Arbeitslosigkeit verschiebt sich das Stimmungsbild deutlich, ohne jedoch zu
kippen. In der arbeitslosen Bevölkerung sind z. B. 35 % für verstärkte
Fachkräftezuwanderung, während 25 % die Gegenposition vertreten. Insgesamt
dürften Befürchtungen um Arbeitsmarktkonkurrenz eine Rolle spielen.
Das KfW-ifo-Fachkräftebarometer erscheint zweimal jährlich, jeweils im
Frühsommer und im Herbst. Die aktuelle Ausgabe ist ebenso wie die Studie von KfW
Research zum Thema Fachkräftezuwanderung abrufbar unter: ww.kfw.de/Fachkräfte
(https://www.kfw.de/%C3%9Cber-die-KfW/KfW-Research/Fachkr%C3%A4fte.html)
Zur Konstruktion und Interpretation des KfW-ifo-Fachkräftebarometers
Für das KfW-ifo-Fachkräftebarometer wertet KfW Research die ifo
Konjunkturumfragen aus, aus denen unter anderem auch der bekannte
ifo-Geschäftsklimaindex berechnet wird. Im Fachkräftebarometer wird über den
Anteil der Unternehmen in Deutschland berichtet, die angeben, dass ihre
Geschäftstätigkeit derzeit durch Fachkräftemangel behindert wird.

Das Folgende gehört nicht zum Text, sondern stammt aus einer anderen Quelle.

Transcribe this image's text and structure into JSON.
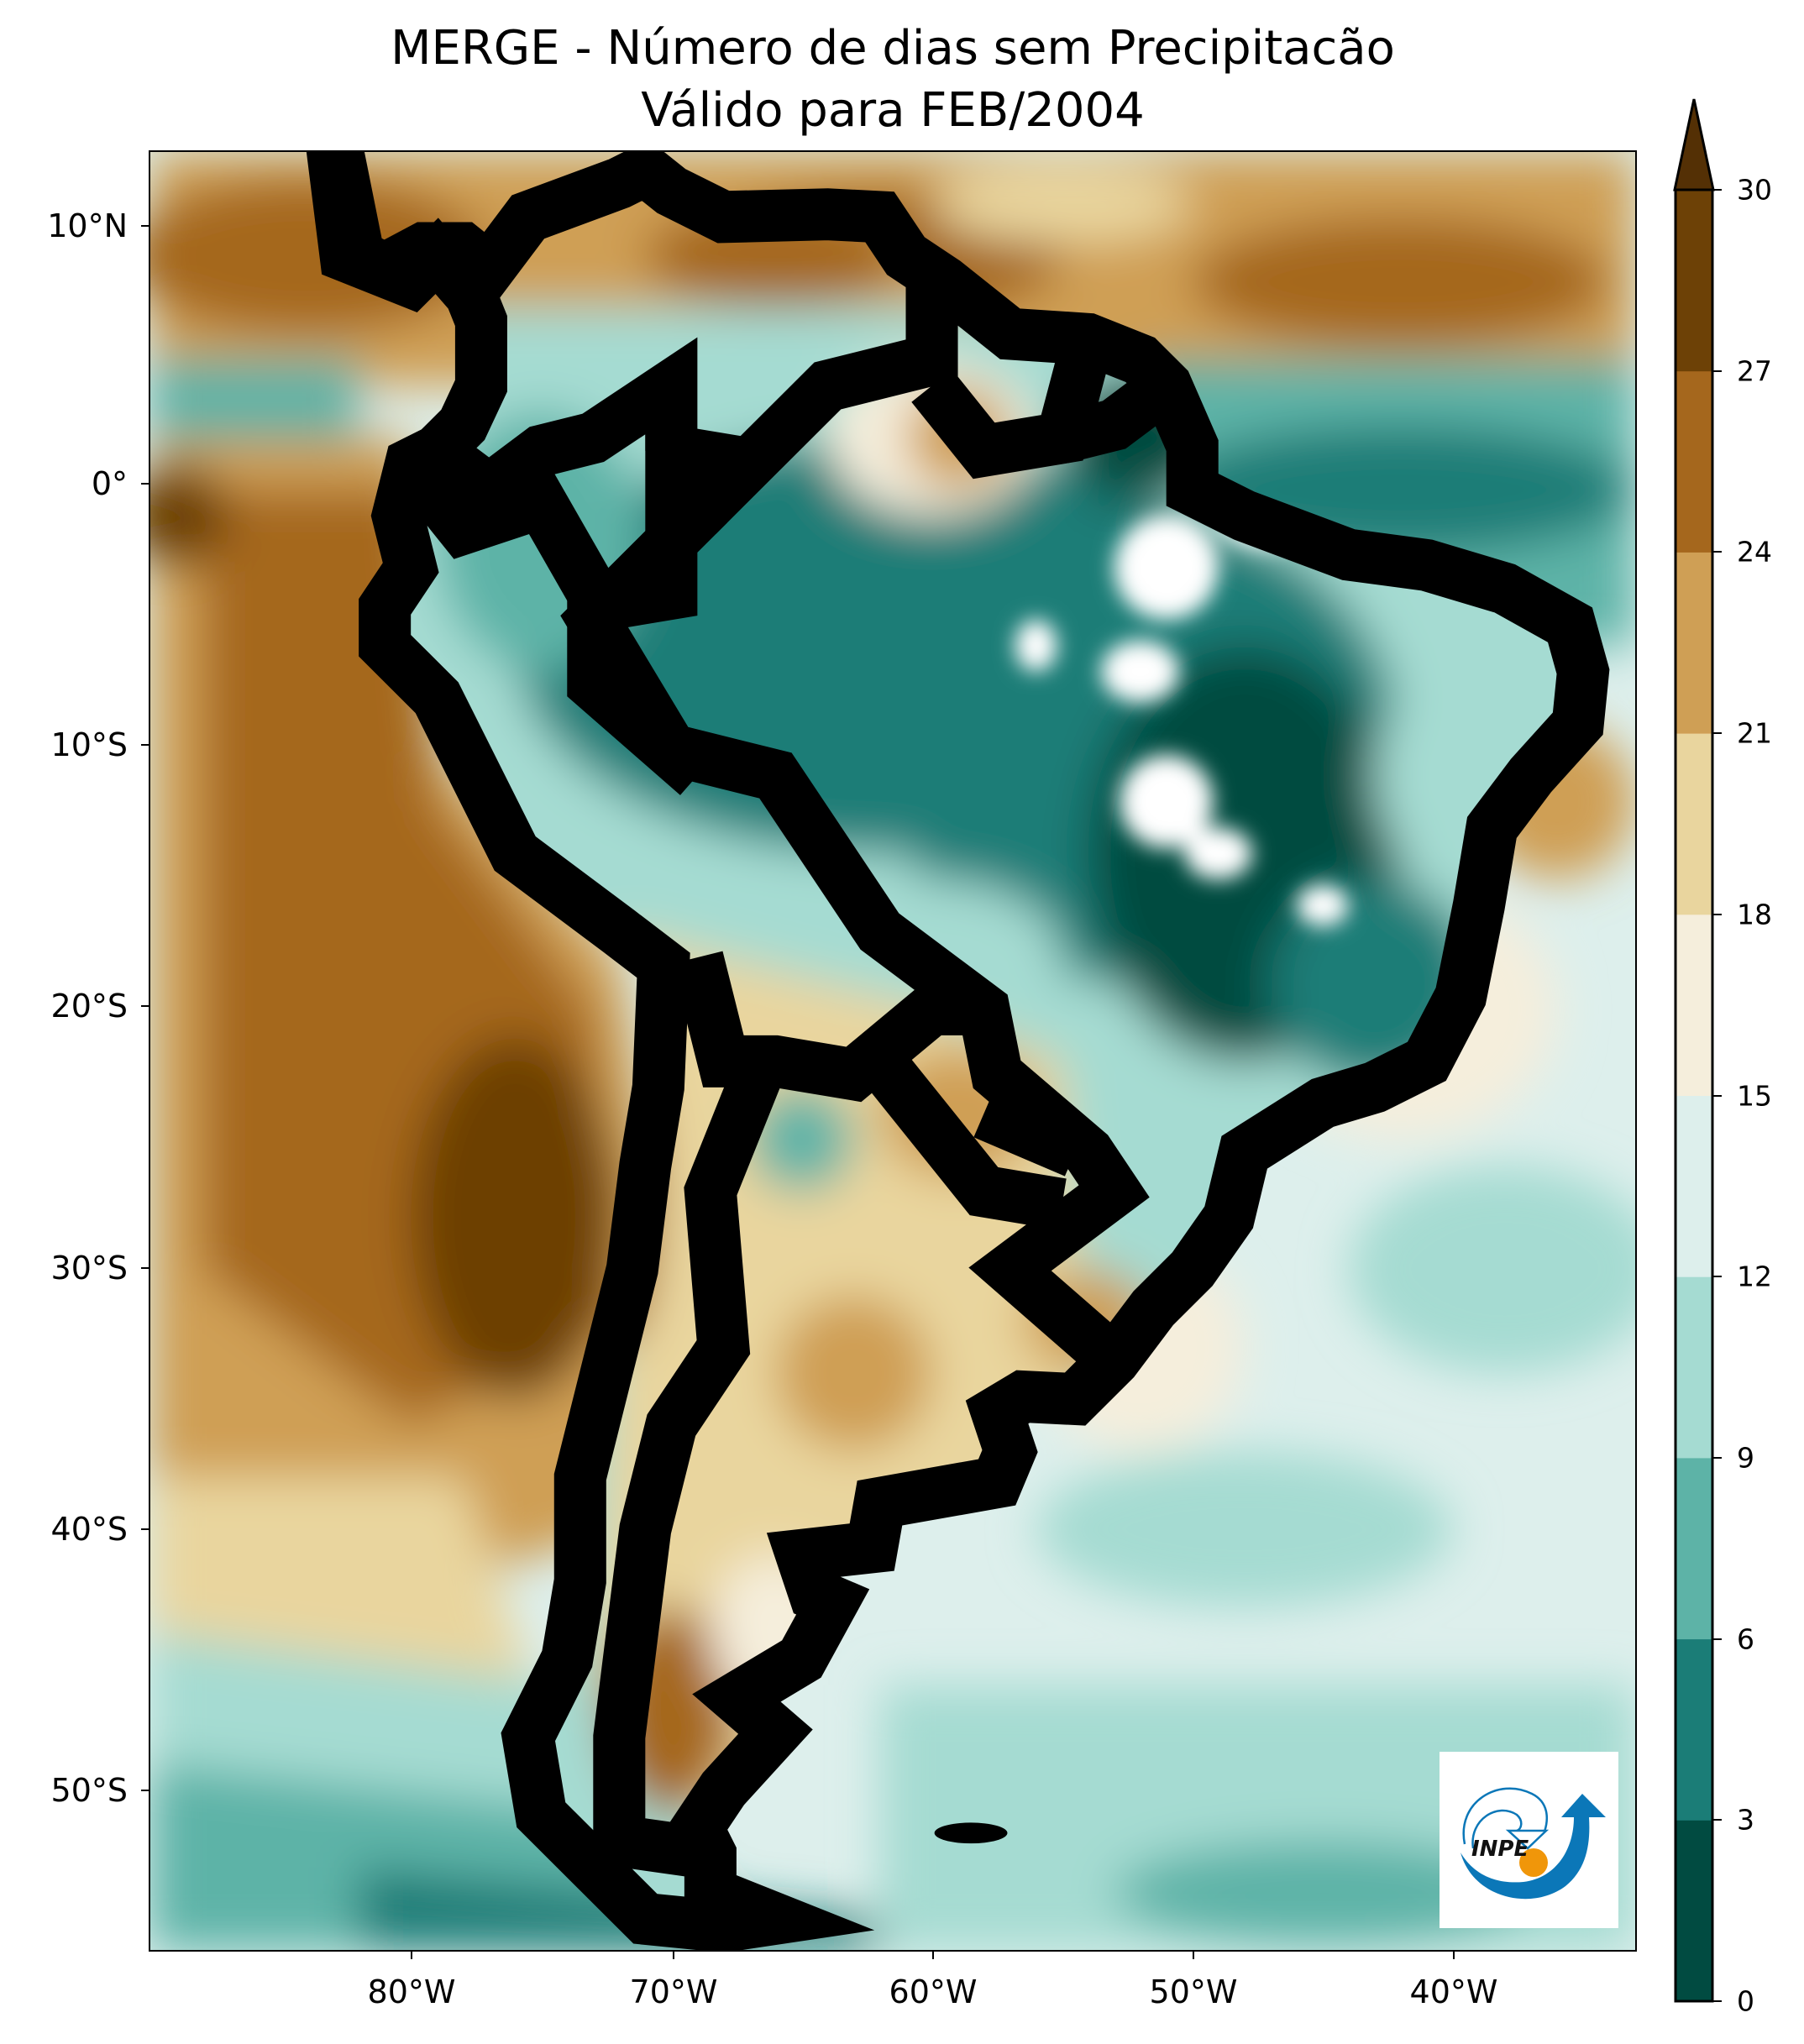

Hierzu werden
einmal pro Quartal rund 9.000 Unternehmen aus den Wirtschaftsbereichen
Verarbeitendes Gewerbe, Bauhauptgewerbe, Handel sowie Dienstleistungen (ohne
Kreditgewerbe, Versicherungen und Staat) befragt, darunter rund 7.500
Mittelständler. Neben einem Gesamtindikator zum Fachkräftemangel in der
deutschen Wirtschaft sowie Indikatoren für verschiedene Sektoren und Regionen,
können die Daten auch unternehmensgrößenbezogen nach Mittelständlern und
Großunternehmen getrennt ausgewertet werden. Dabei zählen grundsätzlich
diejenigen Unternehmen zu den Mittelständlern, die nicht mehr als 500
Beschäftigte haben und maximal 50 Mio. EUR Jahresumsatz erzielen. Zur Erhöhung
der analytischen Trennschärfe müssen diese quantitativen Abgrenzungen allerdings
beim Einzelhandel (maximal 12,5 Mio. EUR Jahresumsatz), beim Bauhauptgewerbe
(bis zu 200 Beschäftigte) und bei den Dienstleistungen (maximal 25 Mio. EUR
Jahresumsatz) enger gezogen werden. Alle Unternehmen, die mindestens einen
dieser Grenzwerte überschreiten, werden als Großunternehmen klassifiziert.